CARE INSTRUCTIONS: These tell you how to care for your finished piece. They match the standard care labels for garments. The care instructions are also laid out in the text below these boxes.

STEP TWO: Make a slip knot

image of yarn
Make sure the end of your yarn is on the right
first step of slip knot
Cross the end over to the right
next step of slip knot
Bring the end back to the right, behind your loop
final step of slip knot
Slip the end through the loop you’ve created from top to bottom
image of slip knot on needle
This is what your slip knot will look like

[If you are left handed, the needle instructions will reverse. right=left, left=right.]

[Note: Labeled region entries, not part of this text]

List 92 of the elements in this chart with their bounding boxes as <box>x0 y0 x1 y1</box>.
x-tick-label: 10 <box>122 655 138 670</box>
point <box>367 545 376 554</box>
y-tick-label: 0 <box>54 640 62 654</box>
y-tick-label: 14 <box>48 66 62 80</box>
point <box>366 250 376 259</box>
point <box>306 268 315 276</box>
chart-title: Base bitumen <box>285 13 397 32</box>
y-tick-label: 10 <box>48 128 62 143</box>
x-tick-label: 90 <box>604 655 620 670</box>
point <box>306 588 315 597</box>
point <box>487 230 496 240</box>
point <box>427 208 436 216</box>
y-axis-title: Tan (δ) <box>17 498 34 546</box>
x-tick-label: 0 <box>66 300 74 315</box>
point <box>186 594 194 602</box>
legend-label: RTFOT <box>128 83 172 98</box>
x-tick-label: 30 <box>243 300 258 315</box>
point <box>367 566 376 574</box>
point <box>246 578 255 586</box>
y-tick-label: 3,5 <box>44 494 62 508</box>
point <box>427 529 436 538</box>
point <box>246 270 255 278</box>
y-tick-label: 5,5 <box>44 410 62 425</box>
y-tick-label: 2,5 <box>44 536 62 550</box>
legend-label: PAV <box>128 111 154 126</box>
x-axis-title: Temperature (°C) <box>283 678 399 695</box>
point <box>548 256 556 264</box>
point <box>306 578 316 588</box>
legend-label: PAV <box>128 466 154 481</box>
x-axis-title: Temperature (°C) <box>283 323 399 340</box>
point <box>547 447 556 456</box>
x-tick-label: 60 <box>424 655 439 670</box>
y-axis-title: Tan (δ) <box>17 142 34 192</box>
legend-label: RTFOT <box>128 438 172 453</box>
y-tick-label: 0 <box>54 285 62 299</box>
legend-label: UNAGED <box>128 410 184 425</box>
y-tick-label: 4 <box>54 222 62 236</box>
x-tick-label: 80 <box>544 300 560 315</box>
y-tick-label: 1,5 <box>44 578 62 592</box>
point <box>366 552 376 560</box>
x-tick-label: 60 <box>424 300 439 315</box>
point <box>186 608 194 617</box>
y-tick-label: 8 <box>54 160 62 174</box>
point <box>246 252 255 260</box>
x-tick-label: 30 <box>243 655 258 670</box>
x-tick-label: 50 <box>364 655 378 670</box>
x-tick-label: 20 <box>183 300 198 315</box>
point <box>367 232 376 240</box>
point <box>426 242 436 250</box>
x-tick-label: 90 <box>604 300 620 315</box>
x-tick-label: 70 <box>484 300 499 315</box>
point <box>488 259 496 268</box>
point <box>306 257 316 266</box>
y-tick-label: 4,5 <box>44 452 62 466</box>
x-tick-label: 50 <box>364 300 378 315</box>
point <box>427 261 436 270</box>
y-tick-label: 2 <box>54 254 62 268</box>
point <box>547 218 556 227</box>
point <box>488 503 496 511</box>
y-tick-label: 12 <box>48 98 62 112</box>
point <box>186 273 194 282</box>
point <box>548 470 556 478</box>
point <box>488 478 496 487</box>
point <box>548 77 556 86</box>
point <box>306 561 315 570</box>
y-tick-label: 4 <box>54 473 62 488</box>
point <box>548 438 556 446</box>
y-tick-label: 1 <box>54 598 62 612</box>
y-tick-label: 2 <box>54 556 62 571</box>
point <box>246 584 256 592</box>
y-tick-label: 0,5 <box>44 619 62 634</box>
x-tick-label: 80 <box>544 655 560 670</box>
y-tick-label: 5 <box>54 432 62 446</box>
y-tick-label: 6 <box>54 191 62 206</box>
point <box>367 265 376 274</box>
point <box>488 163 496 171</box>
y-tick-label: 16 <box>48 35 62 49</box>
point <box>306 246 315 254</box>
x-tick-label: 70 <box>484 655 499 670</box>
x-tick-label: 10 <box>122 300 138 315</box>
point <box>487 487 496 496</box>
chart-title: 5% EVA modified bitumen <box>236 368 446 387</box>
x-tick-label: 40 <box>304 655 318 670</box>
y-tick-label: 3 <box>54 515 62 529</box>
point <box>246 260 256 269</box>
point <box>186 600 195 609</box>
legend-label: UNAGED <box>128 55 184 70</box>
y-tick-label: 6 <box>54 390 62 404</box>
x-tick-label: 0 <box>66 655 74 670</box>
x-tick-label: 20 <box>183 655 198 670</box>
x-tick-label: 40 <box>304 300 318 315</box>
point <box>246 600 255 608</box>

(Right handed instructions!) To cast on, hold your second needle in your right hand and the needle with your slip knot in your left hand. Insert the needle in your right hand through your slip knot from front to back. Then wrap your yarn (attached to your ball) around the needle in your right hand (with your right hand). Slowly slide your right hand needle out of the loop, carrying your wrapped around yarn through the slip knot. Pull this yarn through and then slide it on to the left hand needle. You will have two stitches sitting on the left hand needle.

Click here for a video tutorial, done by We Are Knitters.


Before we start, make sure that your cast on stitches are facing you with the short tail on the left hand side. To start knitting, you will insert your right needle into the first cast on stitch on your left needle. Then, similar to casting on, wrap the yarn around your right needle and slide your right needle through the cast on loop, making sure to bring through the yarn you wrapped around through as well. Leave the stitch on the right needle. Tighten your yarn gently and this is your first knit stitch! Continue to follow these instructions until you’ve knit all of the cast on stitches on your left needle.

Click here for a video tutorial, by We Are Knitters.

When you have finished your first knit row, flip your project over and knit your next row. The steps are the exact same as what you have just completed. Continuous knitted rows are called the Garter Stitch!

Below is an image of what some beginner stitch patterns look like.

  1. Stockinette Stitch: common in garments. Produces on flat side (front) and one bumpy side (back). We will learn more about this tomorrow.
  2. Garter Stitch: versatile and can be used in any project
  3. Ribbing Stitch: This is used for cuffs and hems of apparel. This stitch stretches and is usually knit with a smaller gauge needle than the rest of your piece to allow it to hug the body better. We won’t be covering this in these tutorials, but tomorrow I will provide more links if you wish to explore your knitting journey further!

Tomorrow, we are going to learn how to pearl and how to finish your project!